Why Agents are Gaining Traction Now
The current momentum for agents, in contrast to previous years, is attributed to several factors:
- Increased Capabilities: Agent capabilities are starting to reach human baselines [07:28:00]. This includes:
- Better reasoning [07:39:00]
- Improved tool use [07:41:00]
- Better tools [07:42:00]
- Model Diversity: The market share for models like OpenAI has diversified significantly, from 95% two years ago to 50% now [07:50:00]. The emergence of new Frontier Model Labs poses challenges to established players like OpenAI [08:02:00].
- Reduced Cost of Intelligence: The cost of GPT-4 level intelligence has decreased by 1,000 times in the last 18 months [08:14:00]. Similar cost reductions are being observed for “01 level intelligence” [08:24:00].
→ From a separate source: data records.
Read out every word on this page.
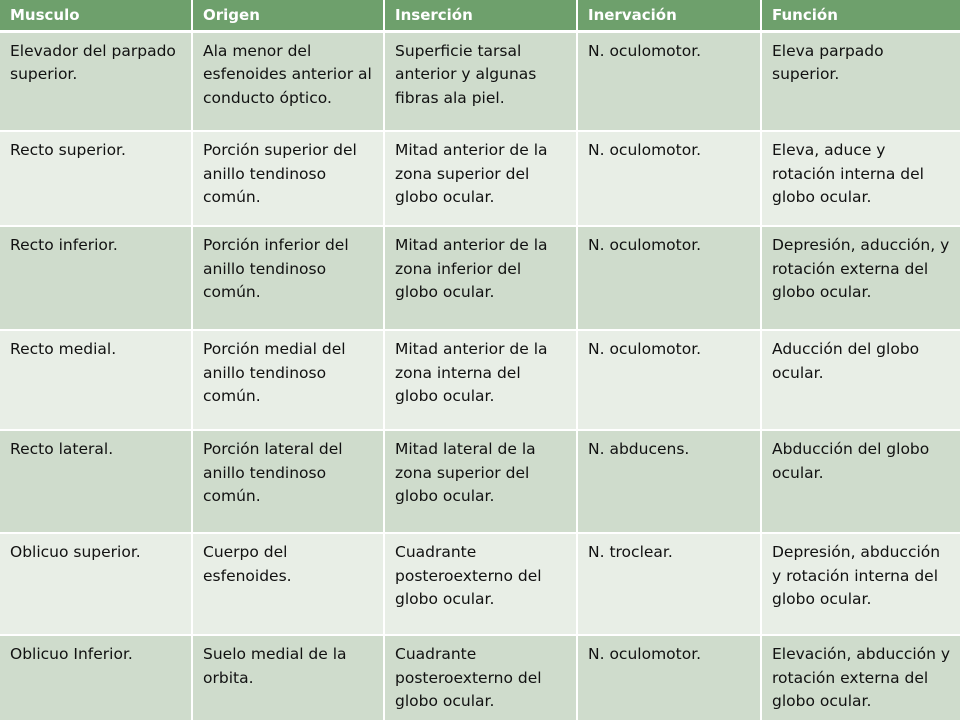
Musculo	Origen	Inserción	Inervación	Función
Elevador del parpado superior.	Ala menor del esfenoides anterior al conducto óptico.	Superficie tarsal anterior y algunas fibras ala piel.	N. oculomotor.	Eleva parpado superior.
Recto superior.	Porción superior del anillo tendinoso común.	Mitad anterior de la zona superior del globo ocular.	N. oculomotor.	Eleva, aduce y rotación interna del globo ocular.
Recto inferior.	Porción inferior del anillo tendinoso común.	Mitad anterior de la zona inferior del globo ocular.	N. oculomotor.	Depresión, aducción, y rotación externa del globo ocular.
Recto medial.	Porción medial del anillo tendinoso común.	Mitad anterior de la zona interna del globo ocular.	N. oculomotor.	Aducción del globo ocular.
Recto lateral.	Porción lateral del anillo tendinoso común.	Mitad lateral de la zona superior del globo ocular.	N. abducens.	Abducción del globo ocular.
Oblicuo superior.	Cuerpo del esfenoides.	Cuadrante posteroexterno del globo ocular.	N. troclear.	Depresión, abducción y rotación interna del globo ocular.
Oblicuo Inferior.	Suelo medial de la orbita.	Cuadrante posteroexterno del globo ocular.	N. oculomotor.	Elevación, abducción y rotación externa del globo ocular.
- RL Fine-Tuning Options: The availability of reinforcement learning (RL) fine-tuning options is contributing to agent development [08:28:00].
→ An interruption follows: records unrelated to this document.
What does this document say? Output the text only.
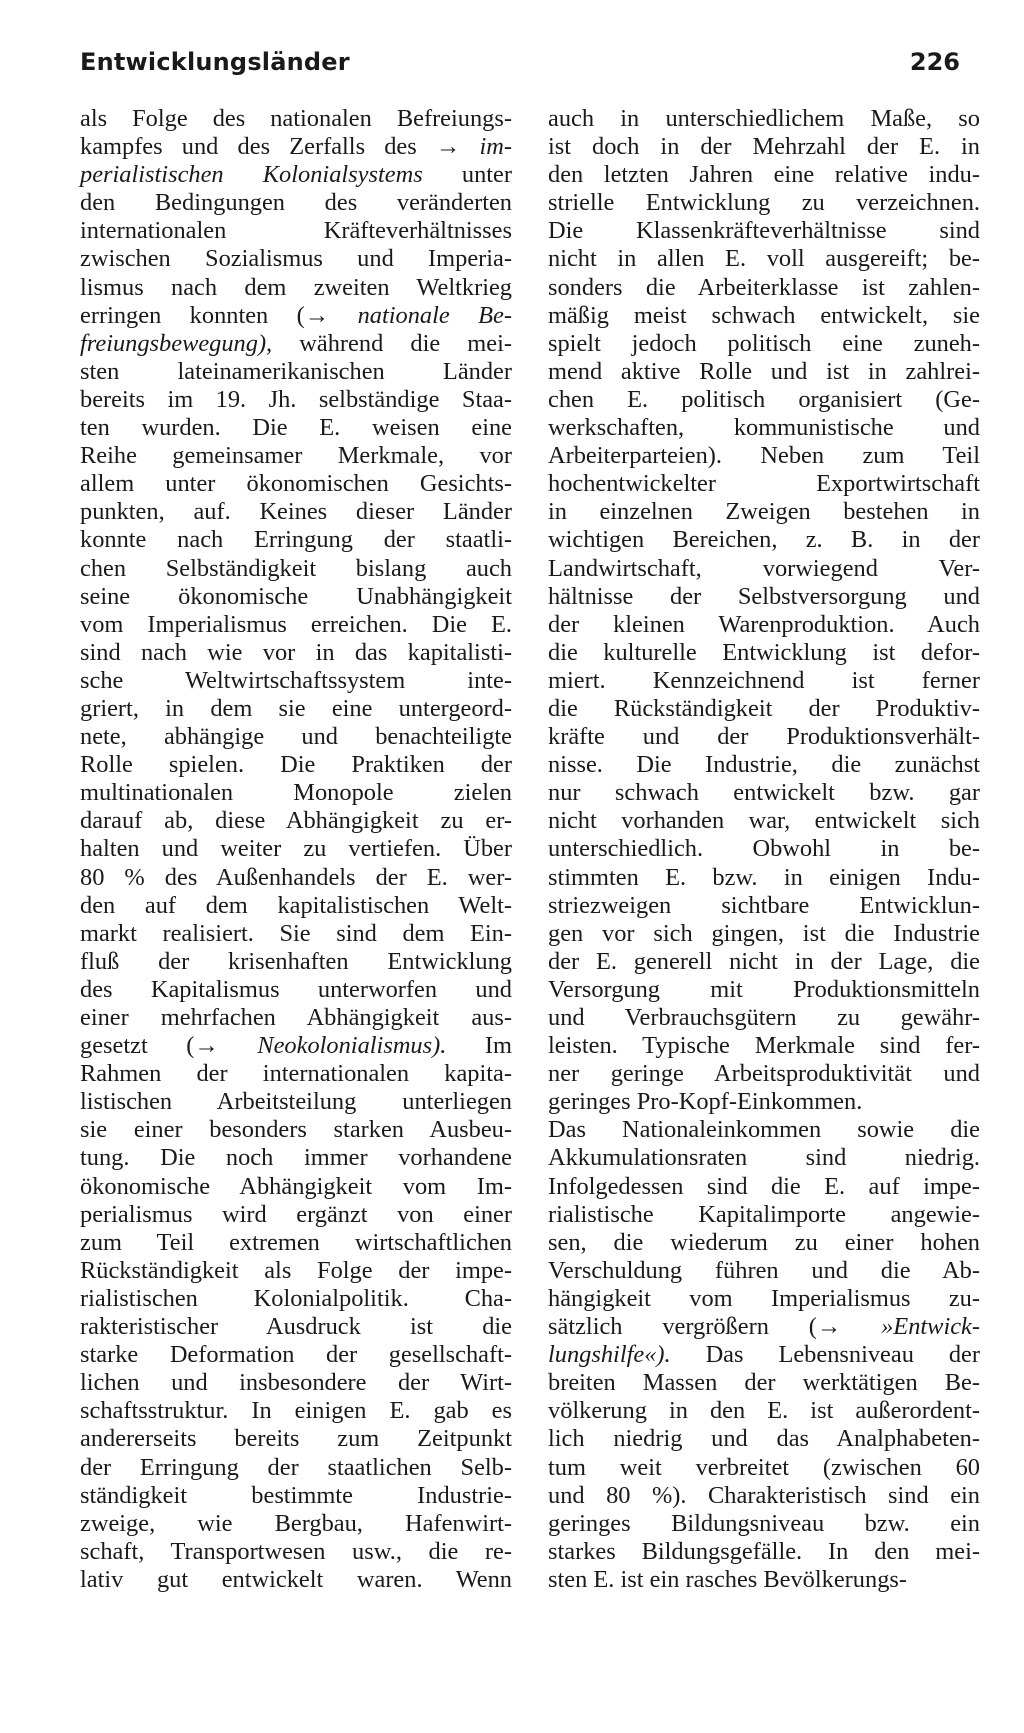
Entwicklungsländer	226
als Folge des nationalen Befreiungs-
kampfes und des Zerfalls des → im-
perialistischen Kolonialsystems unter
den Bedingungen des veränderten
internationalen Kräfteverhältnisses
zwischen Sozialismus und Imperia-
lismus nach dem zweiten Weltkrieg
erringen konnten (→ nationale Be-
freiungsbewegung), während die mei-
sten lateinamerikanischen Länder
bereits im 19. Jh. selbständige Staa-
ten wurden. Die E. weisen eine
Reihe gemeinsamer Merkmale, vor
allem unter ökonomischen Gesichts-
punkten, auf. Keines dieser Länder
konnte nach Erringung der staatli-
chen Selbständigkeit bislang auch
seine ökonomische Unabhängigkeit
vom Imperialismus erreichen. Die E.
sind nach wie vor in das kapitalisti-
sche Weltwirtschaftssystem inte-
griert, in dem sie eine untergeord-
nete, abhängige und benachteiligte
Rolle spielen. Die Praktiken der
multinationalen Monopole zielen
darauf ab, diese Abhängigkeit zu er-
halten und weiter zu vertiefen. Über
80 % des Außenhandels der E. wer-
den auf dem kapitalistischen Welt-
markt realisiert. Sie sind dem Ein-
fluß der krisenhaften Entwicklung
des Kapitalismus unterworfen und
einer mehrfachen Abhängigkeit aus-
gesetzt (→ Neokolonialismus). Im
Rahmen der internationalen kapita-
listischen Arbeitsteilung unterliegen
sie einer besonders starken Ausbeu-
tung. Die noch immer vorhandene
ökonomische Abhängigkeit vom Im-
perialismus wird ergänzt von einer
zum Teil extremen wirtschaftlichen
Rückständigkeit als Folge der impe-
rialistischen Kolonialpolitik. Cha-
rakteristischer Ausdruck ist die
starke Deformation der gesellschaft-
lichen und insbesondere der Wirt-
schaftsstruktur. In einigen E. gab es
andererseits bereits zum Zeitpunkt
der Erringung der staatlichen Selb-
ständigkeit bestimmte Industrie-
zweige, wie Bergbau, Hafenwirt-
schaft, Transportwesen usw., die re-
lativ gut entwickelt waren. Wenn
auch in unterschiedlichem Maße, so
ist doch in der Mehrzahl der E. in
den letzten Jahren eine relative indu-
strielle Entwicklung zu verzeichnen.
Die Klassenkräfteverhältnisse sind
nicht in allen E. voll ausgereift; be-
sonders die Arbeiterklasse ist zahlen-
mäßig meist schwach entwickelt, sie
spielt jedoch politisch eine zuneh-
mend aktive Rolle und ist in zahlrei-
chen E. politisch organisiert (Ge-
werkschaften, kommunistische und
Arbeiterparteien). Neben zum Teil
hochentwickelter Exportwirtschaft
in einzelnen Zweigen bestehen in
wichtigen Bereichen, z. B. in der
Landwirtschaft, vorwiegend Ver-
hältnisse der Selbstversorgung und
der kleinen Warenproduktion. Auch
die kulturelle Entwicklung ist defor-
miert. Kennzeichnend ist ferner
die Rückständigkeit der Produktiv-
kräfte und der Produktionsverhält-
nisse. Die Industrie, die zunächst
nur schwach entwickelt bzw. gar
nicht vorhanden war, entwickelt sich
unterschiedlich. Obwohl in be-
stimmten E. bzw. in einigen Indu-
striezweigen sichtbare Entwicklun-
gen vor sich gingen, ist die Industrie
der E. generell nicht in der Lage, die
Versorgung mit Produktionsmitteln
und Verbrauchsgütern zu gewähr-
leisten. Typische Merkmale sind fer-
ner geringe Arbeitsproduktivität und
geringes Pro-Kopf-Einkommen.
Das Nationaleinkommen sowie die
Akkumulationsraten sind niedrig.
Infolgedessen sind die E. auf impe-
rialistische Kapitalimporte angewie-
sen, die wiederum zu einer hohen
Verschuldung führen und die Ab-
hängigkeit vom Imperialismus zu-
sätzlich vergrößern (→ »Entwick-
lungshilfe«). Das Lebensniveau der
breiten Massen der werktätigen Be-
völkerung in den E. ist außerordent-
lich niedrig und das Analphabeten-
tum weit verbreitet (zwischen 60
und 80 %). Charakteristisch sind ein
geringes Bildungsniveau bzw. ein
starkes Bildungsgefälle. In den mei-
sten E. ist ein rasches Bevölkerungs-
- Outcome-Based Charging: A shift towards charging for outcomes rather than just costs is emerging [08:43:00].
- Advancements in Multi-Agents and Hardware: Progress in multi-agent systems and faster inference due to improved hardware are also key factors [08:48:00].
Challenges and Opportunities in AI Adoption and Development
Current Challenges and Insights in Developing AI Coding Agents and Agents in General
While there’s a strong push for 2025 to be the “Year of Agents” by major figures like Satya Nadella, Sam Altman, and Greg Brockman [04:20:00], skepticism exists. Some were initially told to remove “agents” from their branding, only to be told to put it back on later [05:09:00].
A significant challenge in developing AI agents is that speakers often come from backgrounds where they primarily make agent frameworks for a living, rather than putting them into production [03:26:00]. This has led to a new rule at conferences: “no more vendor pitches” [03:36:00], making curation more difficult as speakers have less incentive to share production-level insights [03:46:00].
Opportunities and Use Cases
- Product Market Fit: Coding agents and support agents are showing product market fit [09:12:00]. Deep research also has product market fit [09:15:00].
- Emerging Use Cases: Several other use cases are up and coming [09:17:00].
- The “Everything + Agent” Formula: It has been observed that “everything plus agent works,” such as:
- Agent + RAG (Retrieval-Augmented Generation) [04:03:00]
- Agent + Sentiment [04:04:00]
- Agent + Search [04:05:00] This formula is seen as a “simple formula for making money in 2025” [04:07:00].
However, there are “anti-use cases” that should be avoided, such as agents for booking flights or Instacart orders, as users often prefer to handle these tasks themselves [09:23:00].
Future Prospects in AI and Agent-based Technologies
The growth of AI products, particularly agents, is strongly tied to reasoning capabilities [10:41:00]. OpenAI reported 400 million users, a 33% growth in three months [09:46:00]. The growth of ChatGPT, from zero to 400 million users in 2.5 years, shows a clear trend [09:51:00].
ChatGPT’s usage growth stalled for a year when it didn’t ship any agentic models [10:05:00]. However, the introduction of “01 models” has doubled ChatGPT usage, and it’s projected to hit a billion users by the end of the year, quintupling its September last year user base [10:21:00]. This means 1/8th of the world’s population could be using ChatGPT by year-end [10:49:00].
The job of an AI engineer is evolving towards building agents, similar to how ML engineers build models and software engineers build software [11:00:00].